Balanced Performance and Fault-tolerance

Assumptions:
- Box runs only a single Oracle instance and typical O/S services.
- This reference configuration provides a reasonable balance between performance and hardware fault-tolerance.
- The physical device most likely to fail is a disk drive. In fact, disk drives are almost guaranteed to fail
at some point in their useable lifetime.
- Actual throughput will vary according to the specific hardware, O/S version and patch level, Oracle version
and patch level, hardware driver versions, type of application, workload variance, logical transaction / physical
transaction ratio, physical transaction / disk I/O ratio, and numerous other characteristics specific to the particular
installation. Based on analysis of current 1999 TPC-C benchmarks and depending on the above factors, the configuration
should provide between approximately 2000 and 10000 tpm (transactions per minute) in production use. However, understand
that your throughput will be entirely dependent on the specifics of your installation and applications.

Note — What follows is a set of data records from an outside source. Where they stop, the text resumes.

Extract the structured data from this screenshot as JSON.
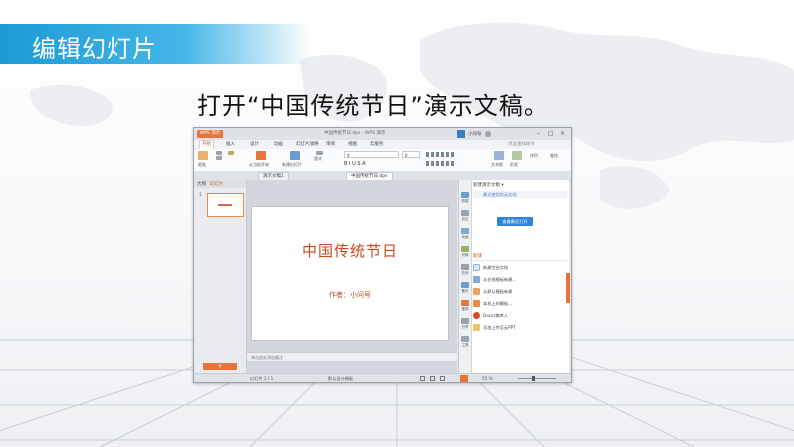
{
  "page": {
    "heading": "编辑幻灯片",
    "instruction": "打开“中国传统节日”演示文稿。"
  },
  "window": {
    "app_button": "WPS 演示",
    "title": "中国传统节日.dps - WPS 演示",
    "user": "小问号",
    "menus": [
      "开始",
      "插入",
      "设计",
      "动画",
      "幻灯片放映",
      "审阅",
      "视图",
      "云服务"
    ],
    "active_menu": "开始",
    "ribbon": {
      "paste": "粘贴",
      "from_current": "从当前开始",
      "new_slide": "新建幻灯片",
      "layout": "版式",
      "text_box": "文本框",
      "shape": "形状",
      "arrange": "排列",
      "find": "查找",
      "font_value": "0",
      "size_value": "0",
      "search_placeholder": "点此查找命令"
    },
    "doc_tabs": [
      "演示文稿1",
      "中国传统节日.dps"
    ],
    "pane_tabs": [
      "大纲",
      "幻灯片"
    ],
    "slide_number": "1",
    "add_slide": "+",
    "slide": {
      "title": "中国传统节日",
      "author": "作者：小问号"
    },
    "notes_placeholder": "单击此处添加备注",
    "taskpane": {
      "header": "新建演示文稿 ▾",
      "recent": "最近使用的云文档",
      "open_button": "查看最近打开",
      "section": "新建",
      "items": [
        "新建空白文档",
        "从在线模板新建...",
        "从默认模板新建",
        "本机上的模板...",
        "Docer稿库入",
        "添加上传至云PPT"
      ],
      "side_icons": [
        "新建",
        "自定",
        "动画",
        "切换",
        "形状",
        "备份",
        "推荐",
        "分享",
        "工具"
      ]
    },
    "status": {
      "page": "幻灯片 1 / 1",
      "template": "默认设计模板",
      "zoom": "55 %"
    }
  },
  "colors": {
    "accent": "#e8743b",
    "title_bar": "#1a9ad6",
    "slide_title": "#c9471a"
  }
}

- This reference configuration can be "scaled-down" by removing resources and "scaled-up"
(to a point) by adding resources. Modifications to the RAID configuration can be done to improve performance while
sacrificing hardware fault-tolerance, to improve performance while keeping hardware fault-tolerance constant but
increasing the hardware cost, etc.
- There is no such thing as a "standard configuration". Every site, application, installation, etc.,
will have it's own unique requirements and workload.
- The three mains factor to consider in hardware configuration are performance requirements, hardware fault-tolerance
requirements, and cost constraints.
Configuration Details:
- Processors: Two 400+ MHz CPU's should be more than sufficient to handle computational load. Max CPU utilitization
consistently above 90% indicates a need for additional processors.
- Memory: One gigabyte should be sufficient to provide an SGA size that does not inhibit instance performance
while providing enough resources to the O/S to prevent excessive paging. With all instance-level measurements within
the target range, an O/S paging rate greater than 5 pages/second typically indicates a need for additional physical
memory.
- Disks: 18 SCSI disks, each individually capable of supporting 60-80 random I/O's per second and 80-100 sequential
I/O's per second when empty. This workload capacity is reduced to approximately 85% of empty performance when the
disk is half full, and 50% of empty performance when the disk is completely full.
- RAID Adapters: RAID is done at the hardware level using SCSI RAID Adapters with battery cache backup. Ideally,
three single channel adapters should be used. Alternatively, one adapter with three seperate channels could be
used since RAID adapters have a low probability of failure, but three seperate adapters provides a higher level
of fault-tolerance. These RAID adapters should support online replacement on failed drives and online expansion
of disk arrays.
- Disk arrays:
| Array |
RAID Level |
Number of disks |
Workload capacity (empty) - writes/second |
Workload capacity (empty) - reads/second |
| A1 |
RAID1 |
2 |
60 |
120 |
| A2 |
RAID5 |
3 |
45 |
120 |
| A3 |
RAID5 |
5 |
75 |
240 |
| A4 |
RAID5 |
5 |
75 |
240 |
| A5 |
RAID0 |
1 |
80 |
80 |
| A6 |
RAID0 |
1 |
80 |
80 |
| A7 |
RAID0 |
1 |
80 |
80 |
Performance and Fault-tolerance Characteristics:
- Operating system, Oracle software, and related configuration files and settings protected by hardware fault-tolerance.
Nothing will function if the O/S and software are unavailable due to device failure.
- O/S paging on hardware fault-tolerant device with performance impact minimized. O/S cannot function with pagefile
on failed device.
- Large number of drives in each RAID5 array provides reasonable overall read and write performance while maintaining
fault-tolerance and cost-effectiveness.
- Hardware and software fault-tolerance for Oracle redo logs maximized with performance impact minimized through
Oracle software mirroring of the redo logs. Critical transaction logs needed for complete recovery are protected
from device failure as well as software write errors. Workload capacity of single drives will typically be sufficient
for sequential redo log writes as long as no other files exist on the drives.
- Oracle datafiles on fault-tolerant devices with reasonable performance characteristics. Writes during checkpoint
activity are done asynchronously, thus helping overcome RAID5 write performance penalties. The striping characteristics
of RAID5 provides reasonably good read performance for datafiles. Allows better avoidance of downtime for recovery.
- Multiple arrays for datafiles provides reasonable flexibility for I/O balancing.
- Oracle archive logs on fault-tolerant device with reasonable performance characteristics. Archive log writes
are done asynchronously and performance degradation can be overcome by adding redo log groups. Database halts due
to failed archive log destination device are avoided.